It was 7:15 in the morning in the middle of the week. I was walking down North Ave in New Rochelle. It was chilly; I was wearing a long jacket and boots and carrying my colorful tie-dye backpack (not like what I was wearing actually makes a difference though). In the long seven minutes that it took me to walk to Iona’s campus, I was honked at three times.
The first time, I thought maybe something was wrong. Was my backpack unzipped? Was all my stuff going to fall out? Did I have toilet paper on my shoe, or hanging out of my jacket? After the second, and then the third time, I realized there was nothing wrong. I was just a 20-something year old girl walking down the street and apparently, this makes it okay for men driving by, sitting at the car wash, and waiting in the Dunkin parking lot to honk at me.
Now this isn’t the first time this has happened to me. I’ve been honked at, hollered at, whistled at, winked at, and more, many times walking on the street in my 22 years of life. And it’s not just me who has had this experience. I’d bet any woman you ask can tell you about a time she was catcalled.
Every woman has her own way of dealing with catcalling. My go-to, as I think is the same for most women, is to ignore it. I do have one friend, however, who is prone to shouting back obscenities and throwing up her middle finger. She’s braver than I.
The problem with catcalling is much deeper than the objectification of women walking down the street. “Sticks and stones may break my bones, but words will never hurt me,” we say. But what if words turn into something else? Not only are women being objectified, but we are also made, in our daily lives, to feel afraid, to feel unsafe.
All women, again, can attest to feeling afraid while walking around, going about their daily lives. Walking in the dark, walking alone, walking by a man who gives you a second look, all of these scenarios can make women feel afraid and vulnerable, like at any minute you could end up the tragedy on the 6 o’clock news.

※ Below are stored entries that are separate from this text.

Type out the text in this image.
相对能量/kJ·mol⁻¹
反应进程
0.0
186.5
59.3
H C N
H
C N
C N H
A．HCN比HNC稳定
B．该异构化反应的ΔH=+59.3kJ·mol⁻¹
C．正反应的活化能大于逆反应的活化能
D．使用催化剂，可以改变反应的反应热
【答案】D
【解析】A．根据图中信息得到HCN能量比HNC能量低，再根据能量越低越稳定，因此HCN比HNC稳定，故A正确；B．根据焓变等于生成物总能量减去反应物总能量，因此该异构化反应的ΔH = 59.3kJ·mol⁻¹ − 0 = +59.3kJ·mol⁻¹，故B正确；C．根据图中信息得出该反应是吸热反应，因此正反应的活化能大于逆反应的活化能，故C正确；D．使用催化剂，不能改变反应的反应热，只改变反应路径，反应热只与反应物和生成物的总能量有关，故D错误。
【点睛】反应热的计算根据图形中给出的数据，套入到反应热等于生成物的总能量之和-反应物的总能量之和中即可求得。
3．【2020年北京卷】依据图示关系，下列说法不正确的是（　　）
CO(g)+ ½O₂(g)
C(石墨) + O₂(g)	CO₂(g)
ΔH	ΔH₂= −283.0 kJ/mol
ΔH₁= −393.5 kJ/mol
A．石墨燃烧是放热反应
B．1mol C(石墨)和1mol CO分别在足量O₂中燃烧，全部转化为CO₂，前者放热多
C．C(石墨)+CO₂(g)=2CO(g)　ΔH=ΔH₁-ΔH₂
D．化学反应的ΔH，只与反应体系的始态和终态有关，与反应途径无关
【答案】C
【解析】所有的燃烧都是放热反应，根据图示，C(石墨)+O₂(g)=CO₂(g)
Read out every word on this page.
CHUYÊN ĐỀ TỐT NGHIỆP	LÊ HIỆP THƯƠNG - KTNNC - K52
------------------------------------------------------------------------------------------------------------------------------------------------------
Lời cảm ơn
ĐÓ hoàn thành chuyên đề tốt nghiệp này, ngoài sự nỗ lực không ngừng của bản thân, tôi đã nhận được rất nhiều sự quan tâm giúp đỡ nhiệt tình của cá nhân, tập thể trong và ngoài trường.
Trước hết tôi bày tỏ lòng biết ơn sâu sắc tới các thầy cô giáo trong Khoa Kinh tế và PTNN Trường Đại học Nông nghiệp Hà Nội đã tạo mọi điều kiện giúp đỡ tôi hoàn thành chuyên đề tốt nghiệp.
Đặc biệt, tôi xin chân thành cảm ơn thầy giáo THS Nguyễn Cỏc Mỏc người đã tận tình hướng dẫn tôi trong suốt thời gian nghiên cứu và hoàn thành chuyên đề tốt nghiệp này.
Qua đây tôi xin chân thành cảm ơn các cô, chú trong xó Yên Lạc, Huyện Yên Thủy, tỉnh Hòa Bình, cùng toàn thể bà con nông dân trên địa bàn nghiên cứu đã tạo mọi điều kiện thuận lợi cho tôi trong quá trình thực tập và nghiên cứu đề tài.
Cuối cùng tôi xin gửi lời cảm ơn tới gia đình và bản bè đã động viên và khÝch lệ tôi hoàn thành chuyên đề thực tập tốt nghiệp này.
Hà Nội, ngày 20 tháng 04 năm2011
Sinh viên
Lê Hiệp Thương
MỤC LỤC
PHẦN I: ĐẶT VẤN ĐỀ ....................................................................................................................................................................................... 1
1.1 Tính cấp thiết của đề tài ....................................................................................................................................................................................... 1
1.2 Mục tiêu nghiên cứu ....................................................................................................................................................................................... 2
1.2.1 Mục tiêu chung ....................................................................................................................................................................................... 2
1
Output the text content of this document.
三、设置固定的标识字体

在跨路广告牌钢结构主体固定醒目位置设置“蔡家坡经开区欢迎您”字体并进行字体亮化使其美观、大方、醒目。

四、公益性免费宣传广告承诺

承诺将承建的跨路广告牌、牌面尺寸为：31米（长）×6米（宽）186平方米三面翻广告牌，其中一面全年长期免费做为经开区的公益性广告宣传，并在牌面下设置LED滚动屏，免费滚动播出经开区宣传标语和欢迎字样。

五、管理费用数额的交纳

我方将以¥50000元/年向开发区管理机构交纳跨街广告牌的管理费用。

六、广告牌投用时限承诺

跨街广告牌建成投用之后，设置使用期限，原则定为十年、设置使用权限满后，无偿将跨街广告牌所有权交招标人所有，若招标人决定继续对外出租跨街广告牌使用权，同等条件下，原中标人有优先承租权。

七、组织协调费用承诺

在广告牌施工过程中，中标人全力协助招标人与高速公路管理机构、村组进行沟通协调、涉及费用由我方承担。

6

That may be a bit dramatic, but it’s a legitimate fear women have, and it certainly stems from being catcalled on the street. And honestly, it sucks. It is a terrible thing to have to be afraid, to feel the need to carry pepper spray, to hold our keys like knives, in case someone sneaks up behind you. I know personally, I am terrified of parking garages. Part of this fear, I’ll admit, is due to watching way too much crime TV. However, it’s still a legitimate fear; parking garages are dark, quiet, not many people around, and therefore, it would be easy for some guy to approach me, and there wouldn’t be much I could do.
So what does this have to do with being a Millennial? This isn’t a uniquely Millennial problem, right? Women of all ages and generations are catcalled. Catcalling isn’t anything new.
While catcalling may be a universal-female issue, Millennials have the power and the ability to do something meaningful about it. As the generation born and raised in the digital age (you know, those people obsessed with cat videos?), the Internet gives us the ability to expose this issue, connect with one another, and try to make an important change.
With the breadth of the Internet and social media sites like Facebook, women can now share their stories about catcalling and other sexist harassment they experience. Sharing our stories online, achieves two ends.
First, women can connect and realize that catcalling and other harassment isn’t just a locational or personal experience. It isn’t just happening to you, it’s happening to every woman. With the power of the Internet, a woman in the United States can read about the experience of a woman in India, or Australia, or anywhere worldwide. And men can get in on the fight too! Men can see and read about women sharing their discomfort and then speak up in the face of catcalling.
Second, sharing harassment experiences online gives us the power to call out these harassers and draw attention to the heart of the issue. We all can form a community against sexism and use the Internet to drive change. Remember the students who protested for gender-equal dress code at Buchanan High School? The students shared pictures of their protest online and it soon became a viral story, even showing up on sites like CNN.
Just like these students, we can use the Internet to our advantage. We can write and sign petitions, email lawmakers, share stories on Facebook and Twitter, and blog about our experiences. The possibilities are endless.
This isn’t to say we won’t face harassment from “trolls” on the Internet for our anti-sexism initiatives. I remember the viral video, “10 Hours of Walking in NYC as a Woman,” faced relentless criticism. People ignored the fact that the video drew attention to the street harassment women face everyday and instead, they accused it of being fake, and staged, and on and on.
However, as Millennials, we are resilient, determined, and passionate about fighting for issues that matter to us. We already have started to demand change in our sharing of stories, protest of injustice, and support for people who have the power to enact change at a higher level.
Take Emma Watson’s HeForShe campaign: the Internet and the use of the #HeForShe has helped promote this initiative and spread it all around the world. Millennials don’t give up. We sure aren’t going to let catcallers stop us. Let’s use what we know and change the status quo.